Ofcom Research: Use Of Landline Phones Drop By Half As Mobile Data Use Rises Tenfold


    According to a research that was conducted by Ofcom, the use of landline telephones has been halved in the past six years while mobile data has risen by tenfold during the same period. It also suggests that remembering phone numbers could soon be considered to only be a part of history.

    The number of minutes of calls that were made from a landline has dramatically decreased throughout the years, from the 103 billion that was recorded in 2012 to 54 billion in 2017.

    During the same period, the number of mobile phone call minutes rose from 132.1 billion to 148.6 billion as smartphones have cemented their dominance increasingly.

    The average monthly mobile data usage was nearly ten times higher in 2017 as compared to that of 2012, increasing from 0.2 gigabytes to 1.9 gigabytes over the six-year-period with social media and messaging apps becoming increasingly popular.

    As part of the said research, a cross-section of consumers, including 14 focus groups were interviewed by Ofcom.

    The research that was conducted by Ofcom also explained that there is a generational divide when it comes to understanding the area codes from landline numbers, with the older people more likely to instantly recognize whether a number is local to them and can be trusted.

    The head of numbering at Ofcom, Liz Greenberg, stated: “Some of us can remember a time when we stored phone numbers in our head, rather than our mobile.

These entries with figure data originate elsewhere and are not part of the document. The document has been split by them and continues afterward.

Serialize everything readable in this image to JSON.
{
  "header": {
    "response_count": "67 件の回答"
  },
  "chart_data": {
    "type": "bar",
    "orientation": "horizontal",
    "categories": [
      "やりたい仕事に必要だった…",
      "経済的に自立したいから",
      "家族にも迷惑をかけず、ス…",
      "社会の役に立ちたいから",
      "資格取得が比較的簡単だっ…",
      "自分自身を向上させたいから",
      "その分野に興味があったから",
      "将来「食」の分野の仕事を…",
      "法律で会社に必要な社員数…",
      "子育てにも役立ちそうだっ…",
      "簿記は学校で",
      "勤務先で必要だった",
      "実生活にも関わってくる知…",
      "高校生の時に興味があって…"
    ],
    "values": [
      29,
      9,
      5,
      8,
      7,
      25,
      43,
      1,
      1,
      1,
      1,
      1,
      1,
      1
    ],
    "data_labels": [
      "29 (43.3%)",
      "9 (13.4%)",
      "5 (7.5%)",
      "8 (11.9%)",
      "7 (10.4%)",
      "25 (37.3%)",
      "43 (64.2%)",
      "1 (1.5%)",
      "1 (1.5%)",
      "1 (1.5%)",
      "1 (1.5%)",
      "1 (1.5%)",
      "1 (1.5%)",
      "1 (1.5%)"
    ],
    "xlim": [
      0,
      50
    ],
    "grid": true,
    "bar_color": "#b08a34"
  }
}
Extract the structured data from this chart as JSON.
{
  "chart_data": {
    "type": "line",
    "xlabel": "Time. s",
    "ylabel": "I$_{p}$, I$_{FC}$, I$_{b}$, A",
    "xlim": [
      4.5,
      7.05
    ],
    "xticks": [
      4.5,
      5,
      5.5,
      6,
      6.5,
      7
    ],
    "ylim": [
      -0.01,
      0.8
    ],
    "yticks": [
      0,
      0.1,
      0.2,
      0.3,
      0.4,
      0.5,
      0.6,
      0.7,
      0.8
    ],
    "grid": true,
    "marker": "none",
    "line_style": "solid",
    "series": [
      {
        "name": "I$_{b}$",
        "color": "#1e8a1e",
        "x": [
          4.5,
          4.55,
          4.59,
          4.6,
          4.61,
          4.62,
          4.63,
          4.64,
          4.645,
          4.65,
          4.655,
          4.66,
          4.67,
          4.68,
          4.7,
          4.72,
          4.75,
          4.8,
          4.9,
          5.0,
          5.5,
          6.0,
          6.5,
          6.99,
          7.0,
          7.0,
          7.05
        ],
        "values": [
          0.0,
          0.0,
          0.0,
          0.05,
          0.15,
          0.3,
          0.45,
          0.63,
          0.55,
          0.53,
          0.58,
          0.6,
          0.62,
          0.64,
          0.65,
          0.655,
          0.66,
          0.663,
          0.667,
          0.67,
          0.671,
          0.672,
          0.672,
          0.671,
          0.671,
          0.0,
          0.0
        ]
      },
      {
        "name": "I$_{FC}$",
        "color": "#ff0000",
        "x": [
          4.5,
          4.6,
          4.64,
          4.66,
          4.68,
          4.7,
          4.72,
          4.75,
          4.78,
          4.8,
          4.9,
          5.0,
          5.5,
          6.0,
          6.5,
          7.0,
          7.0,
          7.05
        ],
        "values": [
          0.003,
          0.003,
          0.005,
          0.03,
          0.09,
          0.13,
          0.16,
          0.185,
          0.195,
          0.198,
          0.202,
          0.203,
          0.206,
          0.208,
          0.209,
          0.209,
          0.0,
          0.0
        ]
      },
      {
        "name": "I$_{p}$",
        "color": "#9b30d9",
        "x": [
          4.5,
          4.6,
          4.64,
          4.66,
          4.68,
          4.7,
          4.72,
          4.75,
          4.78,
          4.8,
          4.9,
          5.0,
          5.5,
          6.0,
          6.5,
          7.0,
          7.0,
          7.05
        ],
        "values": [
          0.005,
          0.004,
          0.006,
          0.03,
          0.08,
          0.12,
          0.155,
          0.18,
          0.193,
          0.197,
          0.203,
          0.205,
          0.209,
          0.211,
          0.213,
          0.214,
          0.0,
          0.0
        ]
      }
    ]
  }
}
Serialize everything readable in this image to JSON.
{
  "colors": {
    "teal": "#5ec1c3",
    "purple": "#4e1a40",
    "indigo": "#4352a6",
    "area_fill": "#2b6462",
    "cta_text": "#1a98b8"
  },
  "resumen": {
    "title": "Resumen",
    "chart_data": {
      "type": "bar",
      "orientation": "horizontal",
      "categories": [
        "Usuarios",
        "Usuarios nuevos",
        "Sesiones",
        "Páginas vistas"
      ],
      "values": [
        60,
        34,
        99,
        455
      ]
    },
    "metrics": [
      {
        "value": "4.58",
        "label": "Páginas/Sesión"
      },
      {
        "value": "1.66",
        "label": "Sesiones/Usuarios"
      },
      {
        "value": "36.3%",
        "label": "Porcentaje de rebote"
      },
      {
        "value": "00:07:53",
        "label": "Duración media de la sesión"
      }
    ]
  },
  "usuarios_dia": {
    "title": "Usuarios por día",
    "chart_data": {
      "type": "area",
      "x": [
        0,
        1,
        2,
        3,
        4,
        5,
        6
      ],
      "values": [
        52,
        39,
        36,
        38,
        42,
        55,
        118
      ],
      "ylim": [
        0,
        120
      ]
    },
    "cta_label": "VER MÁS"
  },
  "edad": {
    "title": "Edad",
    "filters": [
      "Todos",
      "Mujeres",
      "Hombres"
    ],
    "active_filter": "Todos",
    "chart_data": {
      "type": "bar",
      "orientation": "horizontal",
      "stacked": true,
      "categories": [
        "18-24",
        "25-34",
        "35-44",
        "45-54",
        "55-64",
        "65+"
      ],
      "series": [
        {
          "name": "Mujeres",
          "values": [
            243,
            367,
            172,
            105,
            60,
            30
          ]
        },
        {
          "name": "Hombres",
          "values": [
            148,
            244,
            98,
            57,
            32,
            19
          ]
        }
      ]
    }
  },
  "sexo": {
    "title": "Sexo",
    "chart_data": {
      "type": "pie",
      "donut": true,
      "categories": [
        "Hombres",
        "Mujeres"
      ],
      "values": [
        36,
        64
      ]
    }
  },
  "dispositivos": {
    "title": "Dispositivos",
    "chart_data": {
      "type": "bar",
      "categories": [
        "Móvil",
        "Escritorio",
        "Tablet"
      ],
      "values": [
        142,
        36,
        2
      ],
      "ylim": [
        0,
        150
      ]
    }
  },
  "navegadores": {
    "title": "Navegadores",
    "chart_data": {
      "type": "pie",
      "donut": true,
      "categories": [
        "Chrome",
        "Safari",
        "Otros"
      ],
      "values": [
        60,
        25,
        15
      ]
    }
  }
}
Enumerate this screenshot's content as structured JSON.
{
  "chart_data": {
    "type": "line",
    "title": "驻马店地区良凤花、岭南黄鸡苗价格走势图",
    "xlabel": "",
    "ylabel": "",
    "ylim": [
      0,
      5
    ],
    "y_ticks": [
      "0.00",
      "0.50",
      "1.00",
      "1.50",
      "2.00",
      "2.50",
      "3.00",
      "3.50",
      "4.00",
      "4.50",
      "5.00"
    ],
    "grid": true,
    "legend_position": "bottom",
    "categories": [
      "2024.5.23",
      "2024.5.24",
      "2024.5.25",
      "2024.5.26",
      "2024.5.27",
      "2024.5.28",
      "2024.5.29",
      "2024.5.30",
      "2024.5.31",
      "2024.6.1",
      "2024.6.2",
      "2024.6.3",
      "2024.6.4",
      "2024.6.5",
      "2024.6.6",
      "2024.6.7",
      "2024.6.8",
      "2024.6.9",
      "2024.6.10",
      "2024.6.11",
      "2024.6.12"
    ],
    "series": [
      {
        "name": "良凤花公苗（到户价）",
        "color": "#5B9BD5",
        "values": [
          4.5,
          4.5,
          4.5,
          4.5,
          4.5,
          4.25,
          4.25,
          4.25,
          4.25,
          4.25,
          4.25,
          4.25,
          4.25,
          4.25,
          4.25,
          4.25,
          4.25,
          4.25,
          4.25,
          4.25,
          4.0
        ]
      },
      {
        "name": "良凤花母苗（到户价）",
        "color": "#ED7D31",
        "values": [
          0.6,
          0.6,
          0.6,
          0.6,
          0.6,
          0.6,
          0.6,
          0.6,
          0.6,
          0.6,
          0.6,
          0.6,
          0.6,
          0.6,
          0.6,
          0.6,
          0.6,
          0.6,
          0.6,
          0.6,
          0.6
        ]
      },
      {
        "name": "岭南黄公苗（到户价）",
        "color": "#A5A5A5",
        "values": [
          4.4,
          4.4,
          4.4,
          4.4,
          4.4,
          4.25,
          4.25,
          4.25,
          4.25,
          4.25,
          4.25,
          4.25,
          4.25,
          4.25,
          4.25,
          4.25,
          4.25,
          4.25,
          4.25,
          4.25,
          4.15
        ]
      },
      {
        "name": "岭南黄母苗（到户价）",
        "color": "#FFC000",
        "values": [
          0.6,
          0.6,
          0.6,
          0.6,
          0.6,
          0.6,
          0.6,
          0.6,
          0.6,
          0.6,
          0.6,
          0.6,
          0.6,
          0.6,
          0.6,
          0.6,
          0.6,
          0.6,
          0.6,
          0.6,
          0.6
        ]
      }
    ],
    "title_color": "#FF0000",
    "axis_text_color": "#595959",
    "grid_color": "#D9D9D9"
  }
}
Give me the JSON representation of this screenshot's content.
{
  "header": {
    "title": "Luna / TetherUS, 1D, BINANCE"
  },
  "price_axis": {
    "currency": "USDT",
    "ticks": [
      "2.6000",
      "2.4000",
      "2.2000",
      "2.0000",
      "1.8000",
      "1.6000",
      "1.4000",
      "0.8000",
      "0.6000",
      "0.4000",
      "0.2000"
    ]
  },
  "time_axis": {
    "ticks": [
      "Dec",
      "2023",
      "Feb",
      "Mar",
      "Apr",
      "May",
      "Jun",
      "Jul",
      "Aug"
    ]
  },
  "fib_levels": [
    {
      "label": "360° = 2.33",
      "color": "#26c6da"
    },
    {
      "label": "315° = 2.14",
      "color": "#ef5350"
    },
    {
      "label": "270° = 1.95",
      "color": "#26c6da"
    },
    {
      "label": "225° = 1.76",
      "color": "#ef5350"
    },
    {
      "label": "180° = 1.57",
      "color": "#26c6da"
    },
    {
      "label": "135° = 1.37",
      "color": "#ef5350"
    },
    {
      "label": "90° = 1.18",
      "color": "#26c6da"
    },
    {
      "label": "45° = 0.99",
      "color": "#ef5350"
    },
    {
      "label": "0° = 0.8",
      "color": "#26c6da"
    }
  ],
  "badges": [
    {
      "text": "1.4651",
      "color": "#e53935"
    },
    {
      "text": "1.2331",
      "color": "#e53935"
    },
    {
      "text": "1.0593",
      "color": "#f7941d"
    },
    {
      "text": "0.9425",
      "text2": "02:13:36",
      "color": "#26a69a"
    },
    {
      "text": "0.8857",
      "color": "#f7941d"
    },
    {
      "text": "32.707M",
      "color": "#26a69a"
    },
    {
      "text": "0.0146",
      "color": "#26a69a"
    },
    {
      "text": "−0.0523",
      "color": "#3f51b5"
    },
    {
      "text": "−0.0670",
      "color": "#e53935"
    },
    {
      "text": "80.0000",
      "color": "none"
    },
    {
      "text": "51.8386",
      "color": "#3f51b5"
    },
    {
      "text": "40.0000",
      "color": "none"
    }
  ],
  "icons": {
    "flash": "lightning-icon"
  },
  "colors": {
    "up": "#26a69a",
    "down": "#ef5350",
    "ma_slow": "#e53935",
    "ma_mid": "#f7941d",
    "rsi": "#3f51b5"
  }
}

But the way we use and feel about telephone numbers is changing.”

    She added: “In the future, as more calls are made over broadband, dialling codes won’t need to be fixed to a particular part of the country. So the question is – could area codes become a thing of the past?”

    Ofcom is searching for some ways on how to better manage the landline numbers, particularly those that are used for business purposes.